Doctor Rogers is one
of those ambitious and progressive physicians and surgeons who hold
that professionally it is not enough for a man to remain in statu
quo, but that consistency and cumulative demand that close touch be
kept with the march of advancement in medical and surgical science.
Thus he has not only been a constant and appreciative student of the
best literature pertaining to his profession, but has also done
effective post-graduate work not only in metropolitan cities of the
United States, but also in leading medical institutions of Europe. In
the City of Berlin, Germany, he devoted special study to diseases of
the chest, including tuberculosis, and he is now confining his
practice largely to this special field of work, in which he is one of
the foremost authorities in Oklahoma.
Doctor Rogers is a
fellow of the American Medical Association and a member of the
Anglo-American Medical Association, of Berlin, Germany. He has been
very prominently connected with Greek letter fraternities and has
been instrumental in putting in many chapters of his fraternities,
among which the Alpha Kappa Kappa is prominent.
In politics the
doctor has clung tenaciously to the ancestral faith and is a stalwart
advocate of the principles of the democratic party and has held many
offices in the party organization, and at this writing is chairman of
his city central committee. He is also superintendent of public
health for the City of Muskogee and is medical director for a private
sanitarium for the treatment of tuberculosis and is otherwise
prominent and influential in public and general civic affairs in his
home city. He is a member of the Presbyterian Church and his wife is
a zealous member of the Episcopal Church.
In the year 1902 was
solemnized the marriage of Doctor Rogers to Miss Carita Van
Ness, a daughter of Judge William and Mary Wyckliffe Waters Van Ness.

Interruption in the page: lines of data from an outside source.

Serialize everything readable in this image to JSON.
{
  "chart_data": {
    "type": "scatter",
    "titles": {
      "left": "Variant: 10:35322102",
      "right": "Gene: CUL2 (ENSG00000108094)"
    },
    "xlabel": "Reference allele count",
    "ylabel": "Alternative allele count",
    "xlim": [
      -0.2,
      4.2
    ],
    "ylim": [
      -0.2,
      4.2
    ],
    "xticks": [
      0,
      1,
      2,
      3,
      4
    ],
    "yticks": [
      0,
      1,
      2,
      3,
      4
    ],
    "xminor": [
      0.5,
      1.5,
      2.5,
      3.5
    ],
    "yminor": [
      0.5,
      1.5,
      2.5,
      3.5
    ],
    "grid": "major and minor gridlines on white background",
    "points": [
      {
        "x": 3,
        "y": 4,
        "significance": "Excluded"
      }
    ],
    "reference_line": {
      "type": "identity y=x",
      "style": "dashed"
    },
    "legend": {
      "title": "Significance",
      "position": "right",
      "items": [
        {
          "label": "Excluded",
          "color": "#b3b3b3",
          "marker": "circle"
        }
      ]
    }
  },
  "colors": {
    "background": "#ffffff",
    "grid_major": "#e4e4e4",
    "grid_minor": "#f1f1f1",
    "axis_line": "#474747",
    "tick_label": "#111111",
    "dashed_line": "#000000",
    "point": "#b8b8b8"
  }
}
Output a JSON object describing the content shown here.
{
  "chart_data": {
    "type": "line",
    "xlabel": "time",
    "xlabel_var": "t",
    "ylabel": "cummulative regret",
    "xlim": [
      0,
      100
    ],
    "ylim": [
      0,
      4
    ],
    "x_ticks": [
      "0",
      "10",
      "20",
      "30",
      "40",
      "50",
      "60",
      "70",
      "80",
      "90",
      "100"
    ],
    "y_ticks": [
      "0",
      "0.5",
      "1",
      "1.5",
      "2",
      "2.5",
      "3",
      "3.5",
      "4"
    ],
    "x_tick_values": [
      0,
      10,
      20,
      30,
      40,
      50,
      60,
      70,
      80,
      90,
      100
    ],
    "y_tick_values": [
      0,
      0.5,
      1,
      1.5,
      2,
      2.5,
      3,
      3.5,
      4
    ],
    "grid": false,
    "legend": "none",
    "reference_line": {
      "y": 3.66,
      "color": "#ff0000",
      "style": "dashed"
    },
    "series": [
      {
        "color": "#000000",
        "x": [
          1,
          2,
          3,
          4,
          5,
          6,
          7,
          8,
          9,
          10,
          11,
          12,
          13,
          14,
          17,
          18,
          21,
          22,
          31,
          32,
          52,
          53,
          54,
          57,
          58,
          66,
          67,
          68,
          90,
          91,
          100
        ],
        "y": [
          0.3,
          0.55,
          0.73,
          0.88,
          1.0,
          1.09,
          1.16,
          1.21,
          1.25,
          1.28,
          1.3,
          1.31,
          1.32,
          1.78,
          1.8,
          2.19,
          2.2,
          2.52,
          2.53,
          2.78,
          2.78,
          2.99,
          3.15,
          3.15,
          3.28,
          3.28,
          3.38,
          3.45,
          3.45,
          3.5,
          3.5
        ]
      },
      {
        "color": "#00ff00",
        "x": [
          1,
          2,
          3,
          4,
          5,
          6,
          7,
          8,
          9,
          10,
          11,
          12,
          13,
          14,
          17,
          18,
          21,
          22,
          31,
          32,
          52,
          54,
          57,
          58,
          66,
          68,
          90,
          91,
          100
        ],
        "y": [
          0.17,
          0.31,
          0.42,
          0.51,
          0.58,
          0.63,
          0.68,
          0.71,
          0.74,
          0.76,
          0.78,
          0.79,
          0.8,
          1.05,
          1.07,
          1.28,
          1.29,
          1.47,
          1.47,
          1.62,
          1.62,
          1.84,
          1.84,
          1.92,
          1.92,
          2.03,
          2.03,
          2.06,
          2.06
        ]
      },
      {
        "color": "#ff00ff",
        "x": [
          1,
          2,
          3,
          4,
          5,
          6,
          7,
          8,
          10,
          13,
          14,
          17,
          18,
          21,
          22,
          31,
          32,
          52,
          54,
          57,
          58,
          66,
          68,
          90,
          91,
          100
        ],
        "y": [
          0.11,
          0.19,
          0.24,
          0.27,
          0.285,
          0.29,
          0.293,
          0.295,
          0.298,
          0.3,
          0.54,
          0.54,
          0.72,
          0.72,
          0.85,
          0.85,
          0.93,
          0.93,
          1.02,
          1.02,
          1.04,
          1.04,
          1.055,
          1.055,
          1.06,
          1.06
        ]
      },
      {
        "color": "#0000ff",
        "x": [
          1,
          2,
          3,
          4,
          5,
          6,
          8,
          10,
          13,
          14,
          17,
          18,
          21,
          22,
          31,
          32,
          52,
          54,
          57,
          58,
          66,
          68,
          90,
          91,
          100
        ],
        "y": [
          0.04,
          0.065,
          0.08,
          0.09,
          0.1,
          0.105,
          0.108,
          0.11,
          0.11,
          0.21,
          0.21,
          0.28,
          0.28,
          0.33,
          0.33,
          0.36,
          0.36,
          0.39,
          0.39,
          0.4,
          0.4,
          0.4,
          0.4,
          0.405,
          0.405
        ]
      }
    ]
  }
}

Her father served as a colonel in the Union army during the Civil war
and had the distinction of being one of the officers on General
Grant’s staff. After the close of the war he became a distinguished
lawyer and jurist in the State of Florida, where he served in
important judicial offices and as mayor and prosecuting attorney of
the City of St.
Augustine. His father, Judge William Van Ness, of sterling Holand
Dutch lineage, served as a justice of the Supreme Court of New York
and was Aaron Burr’s second in the latter’s famous and historic duel
with Alexander Hamilton. Her maternal grandfather was the Hon. Thomas
W. Waters, of Kentucky. Doctor and Mrs. Rogers have two children,
William Hunter Van Ness and Mary Katherine.